From the course: LLM Foundations: Vector Databases for Caching and Retrieval Augmented Generation (RAG)
Introduction to retrieval augmented generation
From the course: LLM Foundations: Vector Databases for Caching and Retrieval Augmented Generation (RAG)
Introduction to retrieval augmented generation
Retrieval-augmented generation, or RAG for short, is arguably the most popular use case for LLMs in the business context.
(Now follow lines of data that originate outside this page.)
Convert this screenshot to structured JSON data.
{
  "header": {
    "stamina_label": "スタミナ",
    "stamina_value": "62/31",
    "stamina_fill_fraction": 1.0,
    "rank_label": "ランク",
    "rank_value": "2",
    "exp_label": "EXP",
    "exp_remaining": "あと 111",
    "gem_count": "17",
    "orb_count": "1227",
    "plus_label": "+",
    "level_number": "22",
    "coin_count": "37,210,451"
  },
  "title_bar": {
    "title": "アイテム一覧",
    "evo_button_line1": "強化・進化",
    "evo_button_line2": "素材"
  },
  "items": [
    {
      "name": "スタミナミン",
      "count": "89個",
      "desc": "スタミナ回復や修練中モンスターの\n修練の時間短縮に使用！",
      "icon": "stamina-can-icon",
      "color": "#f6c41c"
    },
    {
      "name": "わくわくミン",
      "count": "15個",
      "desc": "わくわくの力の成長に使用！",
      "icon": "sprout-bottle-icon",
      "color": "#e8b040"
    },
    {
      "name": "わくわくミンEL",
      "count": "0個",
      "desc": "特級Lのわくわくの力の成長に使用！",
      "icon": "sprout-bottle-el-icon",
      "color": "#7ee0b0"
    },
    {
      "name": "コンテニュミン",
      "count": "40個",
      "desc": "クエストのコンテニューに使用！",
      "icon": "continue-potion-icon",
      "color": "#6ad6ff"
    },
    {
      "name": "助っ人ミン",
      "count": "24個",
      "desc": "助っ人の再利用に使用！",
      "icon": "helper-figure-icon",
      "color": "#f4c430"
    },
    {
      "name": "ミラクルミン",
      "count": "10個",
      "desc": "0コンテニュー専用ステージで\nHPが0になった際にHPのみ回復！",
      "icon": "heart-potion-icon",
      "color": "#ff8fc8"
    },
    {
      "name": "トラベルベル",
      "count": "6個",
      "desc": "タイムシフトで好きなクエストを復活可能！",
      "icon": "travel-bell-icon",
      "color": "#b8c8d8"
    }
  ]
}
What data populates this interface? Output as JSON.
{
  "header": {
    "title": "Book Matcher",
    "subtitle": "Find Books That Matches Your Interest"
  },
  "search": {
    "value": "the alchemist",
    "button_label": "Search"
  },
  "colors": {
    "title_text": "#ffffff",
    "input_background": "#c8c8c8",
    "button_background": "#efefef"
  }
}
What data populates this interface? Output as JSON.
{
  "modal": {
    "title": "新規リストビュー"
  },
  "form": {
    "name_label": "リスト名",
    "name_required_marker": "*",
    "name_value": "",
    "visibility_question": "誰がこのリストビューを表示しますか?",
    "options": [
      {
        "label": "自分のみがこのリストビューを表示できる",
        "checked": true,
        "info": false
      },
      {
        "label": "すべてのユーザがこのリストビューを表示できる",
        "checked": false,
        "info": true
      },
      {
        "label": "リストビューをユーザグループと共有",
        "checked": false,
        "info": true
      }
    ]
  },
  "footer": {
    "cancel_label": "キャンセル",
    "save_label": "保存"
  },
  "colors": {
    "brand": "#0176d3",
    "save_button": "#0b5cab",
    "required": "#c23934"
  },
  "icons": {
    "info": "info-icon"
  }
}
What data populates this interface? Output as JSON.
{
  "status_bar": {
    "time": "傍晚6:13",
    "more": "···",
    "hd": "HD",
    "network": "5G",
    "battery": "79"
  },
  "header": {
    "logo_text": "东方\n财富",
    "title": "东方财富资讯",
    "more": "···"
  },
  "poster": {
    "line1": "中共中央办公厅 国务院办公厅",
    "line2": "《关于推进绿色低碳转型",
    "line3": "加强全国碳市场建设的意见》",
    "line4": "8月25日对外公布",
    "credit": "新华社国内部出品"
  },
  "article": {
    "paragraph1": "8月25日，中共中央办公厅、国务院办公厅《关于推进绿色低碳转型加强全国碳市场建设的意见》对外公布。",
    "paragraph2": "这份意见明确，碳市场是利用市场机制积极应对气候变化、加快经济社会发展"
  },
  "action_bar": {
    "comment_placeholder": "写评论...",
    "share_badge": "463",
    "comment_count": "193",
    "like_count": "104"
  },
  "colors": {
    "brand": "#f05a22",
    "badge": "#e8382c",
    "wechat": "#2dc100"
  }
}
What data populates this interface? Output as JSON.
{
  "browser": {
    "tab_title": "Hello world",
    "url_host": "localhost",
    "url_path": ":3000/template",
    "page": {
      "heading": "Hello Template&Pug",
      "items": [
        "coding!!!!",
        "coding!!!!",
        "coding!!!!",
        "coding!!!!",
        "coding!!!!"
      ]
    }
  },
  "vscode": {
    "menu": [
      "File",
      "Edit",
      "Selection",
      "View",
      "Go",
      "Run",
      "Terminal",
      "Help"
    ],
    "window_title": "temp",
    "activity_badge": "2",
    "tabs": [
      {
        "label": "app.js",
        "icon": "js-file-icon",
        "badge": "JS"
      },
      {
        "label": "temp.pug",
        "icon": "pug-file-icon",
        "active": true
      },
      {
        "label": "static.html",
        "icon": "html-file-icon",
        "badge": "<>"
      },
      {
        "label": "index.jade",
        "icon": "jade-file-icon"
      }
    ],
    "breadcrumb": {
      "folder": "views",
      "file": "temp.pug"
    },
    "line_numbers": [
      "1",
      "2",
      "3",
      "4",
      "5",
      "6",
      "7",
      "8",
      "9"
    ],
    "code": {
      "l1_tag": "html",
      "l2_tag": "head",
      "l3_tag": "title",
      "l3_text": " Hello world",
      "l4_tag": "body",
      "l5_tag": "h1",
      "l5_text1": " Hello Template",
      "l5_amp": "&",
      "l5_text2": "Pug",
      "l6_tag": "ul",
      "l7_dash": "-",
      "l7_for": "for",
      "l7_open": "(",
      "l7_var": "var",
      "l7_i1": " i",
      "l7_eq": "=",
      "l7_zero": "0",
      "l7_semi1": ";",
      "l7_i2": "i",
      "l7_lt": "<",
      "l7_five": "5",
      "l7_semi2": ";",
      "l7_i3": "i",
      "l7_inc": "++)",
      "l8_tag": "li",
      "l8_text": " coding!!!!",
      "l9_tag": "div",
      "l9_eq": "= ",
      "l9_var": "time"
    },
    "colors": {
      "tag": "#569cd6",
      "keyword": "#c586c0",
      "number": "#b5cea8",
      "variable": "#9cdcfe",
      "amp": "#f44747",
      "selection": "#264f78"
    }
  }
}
What is RAG? It is a framework that combines knowledge from a curated knowledge base with language capabilities of an LLM to provide accurate and well-structured answers. In RAG, we use a knowledge base for context-specific knowledge and an LLM for language generation, providing the best of both worlds. When a user asks a question through a prompt, the knowledge base provides contextual knowledge and the LLM provides well-structured answers. What are some key features and advantages of RAG? With RAG, we can use enterprise and confidential data sources to answer questions. This is not possible when using third-party LLMs. It allows us to combine multiple data sources in different formats to create a knowledge base. We can use product manuals in PDF format, support tickets from a ticketing system, and content from web pages together in a single knowledge base. The input data sources can be curated to extract only relevant knowledge and use it for RAG. This data can be continuously updated and pruned to keep it current. To find answers to queries, we can combine scalar and vector searches. Vector searches can be used to find relevant answers in vectors, while scalar filters can help with narrowing down the context. For example, if the user asks a troubleshooting question about a specific product, scalar filters can be used to filter answers for that specific product. RAG can use standard and out-of-the-box LLMs for language generation without the need to create or fine-tune custom models. This significantly reduces cost.